Un jour, une amie de mon fils l’a invité pour son anniversaire. Marine a eu six ans et ses parents ont invité une animatrice. D’abord, Marine n’était pas contente parce que l’animatrice habillée en princesse jouait avec tous les enfants et pas uniquement avec elle. Ensuite, quand ses parents ont sorti un grand gâteau en forme de licorne, elle a crié : “Il est à moi toute seule ! Je vous interdis de le couper !” Les parents n’ont fait que hausser les épaules comme s’ils disaient : “Nous n’y sommes pour rien”. Les invités sont partis sans avoir goûté au gâteau d’anniversaire.

D’une part, les parents de Marine ont raison, car ils ne forcent pas leur fille à partager si elle n’en a pas envie. Mais d’autre part, quand on invite ses amis, on doit les traiter avec du respect. Cette expérience m’a fait comprendre qu’il faut toujours savoir trouver le juste milieu.

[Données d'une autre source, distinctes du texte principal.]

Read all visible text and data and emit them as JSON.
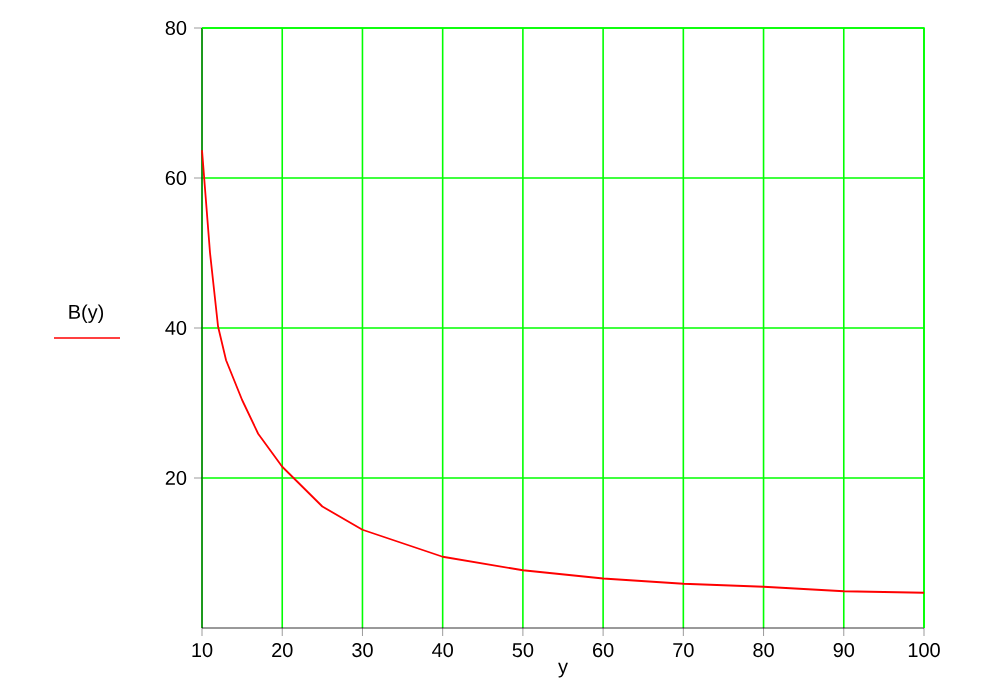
{
  "chart_data": {
    "type": "line",
    "xlabel": "y",
    "ylabel": "B(y)",
    "x": [
      10,
      11,
      12,
      13,
      15,
      17,
      20,
      25,
      30,
      35,
      40,
      45,
      50,
      60,
      70,
      80,
      90,
      100
    ],
    "series": [
      {
        "color": "#ff0000",
        "values": [
          63.7,
          50,
          40.2,
          35.7,
          30.4,
          25.9,
          21.5,
          16.2,
          13.1,
          11.3,
          9.5,
          8.6,
          7.7,
          6.6,
          5.9,
          5.5,
          4.9,
          4.7
        ]
      }
    ],
    "xlim": [
      10,
      100
    ],
    "ylim": [
      0,
      80
    ],
    "xticks": [
      10,
      20,
      30,
      40,
      50,
      60,
      70,
      80,
      90,
      100
    ],
    "yticks": [
      20,
      40,
      60,
      80
    ],
    "grid": true,
    "marker": "none",
    "line_style": "solid"
  }
}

Voici donc ce que je dis à mon fils : “Tu n’es pas obligé de partager tes affaires. Si tu n’en as pas envie, tu peux simplement dire ’non’. Mais sache que dans ce cas, les autres ne voudront pas partager leurs affaires avec toi, car ils ne sont pas obligés, non plus”. Il a huit ans et ça marche pour l’instant. On verra bien ce que cela donnera plus tard.

Apprends-tu à tes enfants à partager ou penses-tu que ce n’est pas utile dans le monde d’aujourd’hui ?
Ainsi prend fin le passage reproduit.